In one case, a 16-year-old girl who presented to the clinic in urgent need of a liver transplant was found to have spent the past three years consuming alternative medicines for a seizure disorder. When a laboratory analysis of the medicines was done, it was found that they contained high quantities of arsenic.

“She had arsenic detectable in her nails and hairs. And she also developed a very special type of liver disease due to arsenic toxicity known as non-cirrhotic portal hypertension,” said Dr. Philips. He estimates that he has conducted laboratory tests on around 250 different alternative medicines, all brought to him by his patients, and has found many of them to contain contaminants such as mercury in levels “more than 100,000 times the upper limit of what is ideally recommended.”

A section from a pamphlet showing Divi Gopalacharlu, a late-19th century Ayurvedic scholar and advocate of traditional Indian medicine. Wellcome Images / Coda Story.

Tampering with the processes of good science

Dr. Philips’s work has often been seen as an attack on alternative medicines, and he has faced a heavy backlash, with his laboratory being attacked twice. On social media, he said, he regularly receives threats when he posts anything critical of Ayurveda. “They send me messages, derogatory and vulgar messages, threatening me that my life is gone,” he said.

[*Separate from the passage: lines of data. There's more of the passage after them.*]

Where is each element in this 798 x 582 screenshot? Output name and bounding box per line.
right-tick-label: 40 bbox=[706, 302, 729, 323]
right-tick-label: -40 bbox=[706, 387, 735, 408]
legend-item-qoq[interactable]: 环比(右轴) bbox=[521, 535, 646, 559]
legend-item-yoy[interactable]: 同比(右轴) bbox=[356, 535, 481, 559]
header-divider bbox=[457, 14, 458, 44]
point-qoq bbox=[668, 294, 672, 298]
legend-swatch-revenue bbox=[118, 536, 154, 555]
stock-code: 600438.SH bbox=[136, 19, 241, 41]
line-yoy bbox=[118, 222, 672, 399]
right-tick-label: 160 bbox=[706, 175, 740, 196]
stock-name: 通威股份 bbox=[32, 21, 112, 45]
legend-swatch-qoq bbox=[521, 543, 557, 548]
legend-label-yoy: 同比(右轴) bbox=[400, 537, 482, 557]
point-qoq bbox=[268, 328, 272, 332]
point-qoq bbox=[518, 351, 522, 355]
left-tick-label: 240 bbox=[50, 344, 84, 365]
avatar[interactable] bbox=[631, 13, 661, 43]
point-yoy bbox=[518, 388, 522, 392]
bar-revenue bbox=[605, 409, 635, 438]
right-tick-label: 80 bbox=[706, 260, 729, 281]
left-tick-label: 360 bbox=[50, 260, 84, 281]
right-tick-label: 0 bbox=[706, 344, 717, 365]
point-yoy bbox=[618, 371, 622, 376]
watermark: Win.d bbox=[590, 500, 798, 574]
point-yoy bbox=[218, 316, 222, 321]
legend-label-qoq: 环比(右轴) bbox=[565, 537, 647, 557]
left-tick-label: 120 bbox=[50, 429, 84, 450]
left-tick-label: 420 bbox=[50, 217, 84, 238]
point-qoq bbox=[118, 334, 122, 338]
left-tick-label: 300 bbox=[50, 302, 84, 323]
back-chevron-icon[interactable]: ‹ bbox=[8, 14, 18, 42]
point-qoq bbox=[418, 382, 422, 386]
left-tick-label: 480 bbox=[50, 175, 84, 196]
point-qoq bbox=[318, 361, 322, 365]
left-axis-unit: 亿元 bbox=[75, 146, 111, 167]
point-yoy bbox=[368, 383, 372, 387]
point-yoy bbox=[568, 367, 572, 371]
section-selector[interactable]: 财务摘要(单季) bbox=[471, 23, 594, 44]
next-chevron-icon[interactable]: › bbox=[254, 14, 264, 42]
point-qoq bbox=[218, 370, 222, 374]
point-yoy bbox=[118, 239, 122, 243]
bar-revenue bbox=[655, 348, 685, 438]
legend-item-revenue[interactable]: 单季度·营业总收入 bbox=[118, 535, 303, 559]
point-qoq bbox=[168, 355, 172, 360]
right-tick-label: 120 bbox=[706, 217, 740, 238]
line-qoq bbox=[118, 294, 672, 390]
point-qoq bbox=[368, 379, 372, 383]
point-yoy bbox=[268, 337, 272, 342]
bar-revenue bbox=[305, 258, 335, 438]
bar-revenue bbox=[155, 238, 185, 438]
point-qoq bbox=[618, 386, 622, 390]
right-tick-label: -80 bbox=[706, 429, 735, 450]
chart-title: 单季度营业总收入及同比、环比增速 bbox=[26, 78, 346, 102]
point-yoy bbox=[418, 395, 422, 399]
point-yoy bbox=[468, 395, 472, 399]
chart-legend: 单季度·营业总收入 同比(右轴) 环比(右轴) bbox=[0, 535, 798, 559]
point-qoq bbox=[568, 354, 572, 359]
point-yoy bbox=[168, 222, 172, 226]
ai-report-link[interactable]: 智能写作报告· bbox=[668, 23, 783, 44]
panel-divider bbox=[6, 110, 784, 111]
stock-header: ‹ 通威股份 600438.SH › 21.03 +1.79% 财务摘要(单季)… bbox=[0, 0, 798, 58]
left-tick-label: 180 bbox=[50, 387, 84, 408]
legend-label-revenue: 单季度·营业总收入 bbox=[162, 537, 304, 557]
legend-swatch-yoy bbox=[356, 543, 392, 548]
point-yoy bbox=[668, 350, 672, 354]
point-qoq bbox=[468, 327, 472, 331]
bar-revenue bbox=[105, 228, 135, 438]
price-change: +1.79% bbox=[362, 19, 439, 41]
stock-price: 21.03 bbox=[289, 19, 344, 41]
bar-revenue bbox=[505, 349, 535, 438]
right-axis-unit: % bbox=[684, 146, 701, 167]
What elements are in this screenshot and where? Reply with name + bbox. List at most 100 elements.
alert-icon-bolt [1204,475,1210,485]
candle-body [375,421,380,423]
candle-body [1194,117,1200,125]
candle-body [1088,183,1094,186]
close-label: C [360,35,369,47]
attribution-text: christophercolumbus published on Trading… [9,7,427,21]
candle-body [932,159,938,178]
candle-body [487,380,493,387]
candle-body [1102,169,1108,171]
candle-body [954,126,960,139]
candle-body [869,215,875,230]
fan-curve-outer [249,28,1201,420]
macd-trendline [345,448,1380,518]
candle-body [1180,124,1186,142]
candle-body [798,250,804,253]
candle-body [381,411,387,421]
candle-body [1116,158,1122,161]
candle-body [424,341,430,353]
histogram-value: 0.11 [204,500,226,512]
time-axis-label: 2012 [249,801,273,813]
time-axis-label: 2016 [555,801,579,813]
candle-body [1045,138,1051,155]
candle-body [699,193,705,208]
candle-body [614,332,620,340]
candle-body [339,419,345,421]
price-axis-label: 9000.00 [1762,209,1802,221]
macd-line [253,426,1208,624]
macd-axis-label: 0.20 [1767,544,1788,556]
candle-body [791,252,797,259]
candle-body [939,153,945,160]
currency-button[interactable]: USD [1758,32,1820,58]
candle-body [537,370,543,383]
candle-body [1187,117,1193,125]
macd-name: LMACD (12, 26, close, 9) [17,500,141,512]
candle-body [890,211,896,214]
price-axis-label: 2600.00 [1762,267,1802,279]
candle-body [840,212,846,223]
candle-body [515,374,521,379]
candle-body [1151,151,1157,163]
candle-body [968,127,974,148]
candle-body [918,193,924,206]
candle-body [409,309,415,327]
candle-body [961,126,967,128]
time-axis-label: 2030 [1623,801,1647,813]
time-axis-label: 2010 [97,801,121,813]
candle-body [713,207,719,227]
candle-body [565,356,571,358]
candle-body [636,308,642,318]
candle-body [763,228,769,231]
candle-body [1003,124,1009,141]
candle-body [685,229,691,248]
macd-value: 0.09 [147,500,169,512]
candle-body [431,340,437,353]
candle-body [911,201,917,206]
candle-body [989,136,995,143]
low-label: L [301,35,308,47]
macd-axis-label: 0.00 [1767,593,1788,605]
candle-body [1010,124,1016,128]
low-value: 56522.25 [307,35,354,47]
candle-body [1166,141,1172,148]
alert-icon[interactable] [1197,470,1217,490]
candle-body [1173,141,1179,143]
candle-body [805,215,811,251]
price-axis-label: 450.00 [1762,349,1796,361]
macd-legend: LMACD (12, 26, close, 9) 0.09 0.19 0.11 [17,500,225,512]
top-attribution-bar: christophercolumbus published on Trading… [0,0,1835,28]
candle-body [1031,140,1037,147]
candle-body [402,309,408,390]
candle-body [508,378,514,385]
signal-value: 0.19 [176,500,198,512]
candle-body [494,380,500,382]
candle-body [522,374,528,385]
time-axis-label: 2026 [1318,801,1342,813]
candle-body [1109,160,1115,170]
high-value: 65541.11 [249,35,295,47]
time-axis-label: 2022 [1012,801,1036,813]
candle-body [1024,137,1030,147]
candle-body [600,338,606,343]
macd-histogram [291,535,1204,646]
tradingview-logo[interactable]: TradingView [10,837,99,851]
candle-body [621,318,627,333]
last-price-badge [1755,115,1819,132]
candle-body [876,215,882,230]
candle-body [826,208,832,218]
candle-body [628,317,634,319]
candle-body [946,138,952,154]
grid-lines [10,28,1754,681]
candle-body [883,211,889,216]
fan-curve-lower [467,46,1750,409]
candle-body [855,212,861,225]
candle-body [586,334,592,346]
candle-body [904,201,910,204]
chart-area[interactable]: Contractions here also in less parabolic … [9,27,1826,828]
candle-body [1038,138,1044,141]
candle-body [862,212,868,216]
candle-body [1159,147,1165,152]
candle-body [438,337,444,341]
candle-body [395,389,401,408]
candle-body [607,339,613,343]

Silencing criticism is a broader problem, said Shaikh. “If you’re a non-Ayush clinician, you do not have the right to talk about Ayush,” she said. “They’re actively stopping peer review.”

In the long run, she believes that this approach to scientific research will only damage the global reputation of India in the health industry.

“It’s harming, what they want to do,” she says. “If you want to establish India as the main provider of service, whether it’s manufacturing or health service, then you’ve got to have scrutiny in place for every single step, and listen to what the scientists are saying.”

Others, such as Dr. Babu, are more hopeful that regulations surrounding alternative treatments will slowly catch up with modern medicine as the industry grows. He believes that the success of his legal complaint against Patanjali’s advertisements marks a turning point in the battle against pseudoscience.

“There’ll be some concrete action from [regulatory bodies] to prevent such misleading advertisements in future, I’m sure,” he says. “I am trusting the legal system of my country.”

But India’s legal system will have to contend with the determination of a powerful prime minister intent on ushering in, as he put it in April, alongside the WHO director general, “a new era of traditional medicine in the next 25 years.” And with the pop cultural appeal of figures like Baba Ramdev who has built a multi-billion-dollar yoga and Ayurveda empire with Patanjali, dubious treatments notwithstanding, at its heart.